As previously mentioned, TAMs are essential in treating solid tumors through multiple mechanisms. TAMs can regulate the expression of PD-L1 molecules in tumor cells through various pathways. Meanwhile, TAMs are significant targets of PD-1 / PD-L1 inhibitors and critical cells in mediating the role of traditional therapeutic options such as radiotherapy, chemotherapy, and targeted therapy. The above functions of TAMs are a critical basis for combining immunotherapy with conventional treatment regimens. However, the understanding of TAMs needs to be further improved. The urgent problems to be solved include 1. What are the key factors driving the phenotypic changes of TAMs in TME? 2. How to distinguish TAMs into subgroups with different functions and identify a subset of the required functions? Many studies have shown that combination therapy based on PD-1 / PD-L1 inhibitors with other traditional treatment regimens can synergistically benefit tumor patients. However, combination treatment regimens not only increase patient medical costs but also reduce the low toxicity of patients. Optimizing the combination treatment regimen, including drug, dose, timing, and order is a significant difficulty in developing combination treatment.

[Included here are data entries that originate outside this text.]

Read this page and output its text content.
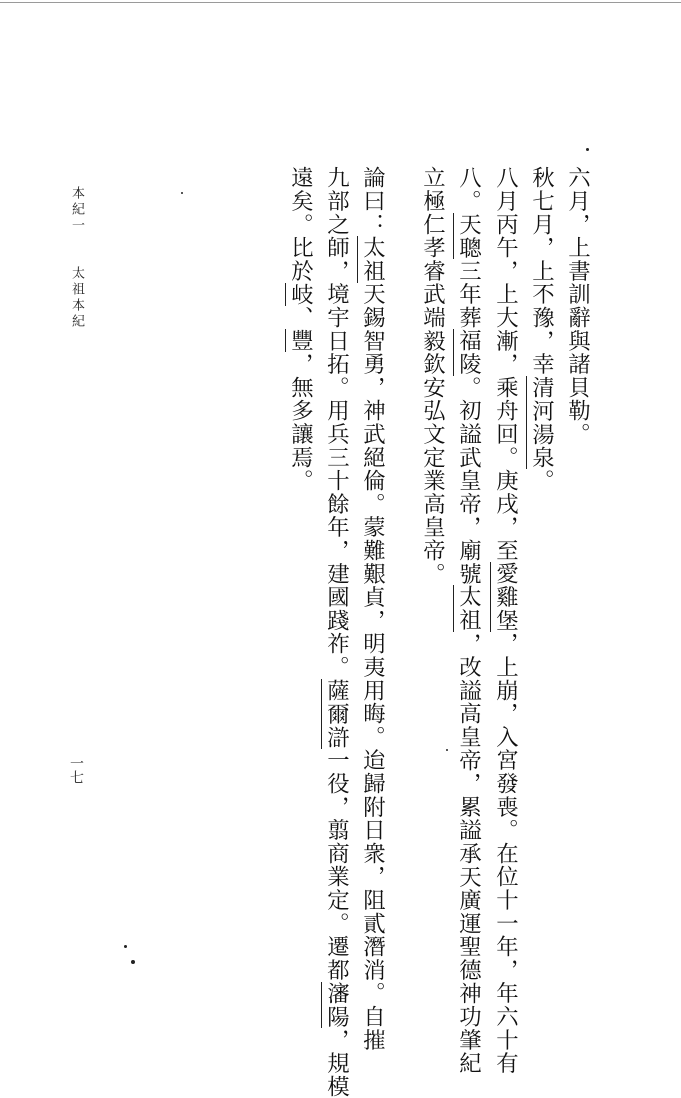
六月，上書訓辭與諸貝勒。
秋七月，上不豫，幸清河湯泉。
八月丙午，上大漸，乘舟回。庚戌，至愛雞堡，上崩，入宮發喪。在位十一年，年六十有
八。天聰三年葬福陵。初謚武皇帝，廟號太祖，改謚高皇帝，累謚承天廣運聖德神功肇紀
立極仁孝睿武端毅欽安弘文定業高皇帝。
論曰：太祖天錫智勇，神武絕倫。蒙難艱貞，明夷用晦。迨歸附日衆，阻貳潛消。自摧
九部之師，境宇日拓。用兵三十餘年，建國踐祚。薩爾滸一役，翦商業定。遷都瀋陽，規模
遠矣。比於岐、豐，無多讓焉。
本紀一
太祖本紀
一七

In conclusion, further studies on the classification and function of TAMs will help to improve the responsiveness of cancer patients to immune checkpoint therapy. Moreover, based on the immunosuppressive effects of TAMs, the development of drugs targeting TAMs to reduce the recruitment to TME and the clearance and repolarization of existing TAMs in TME are also hot research fields. Developing a good combination application program will also greatly promote the development of the tumor treatment field for the benefit of cancer patients.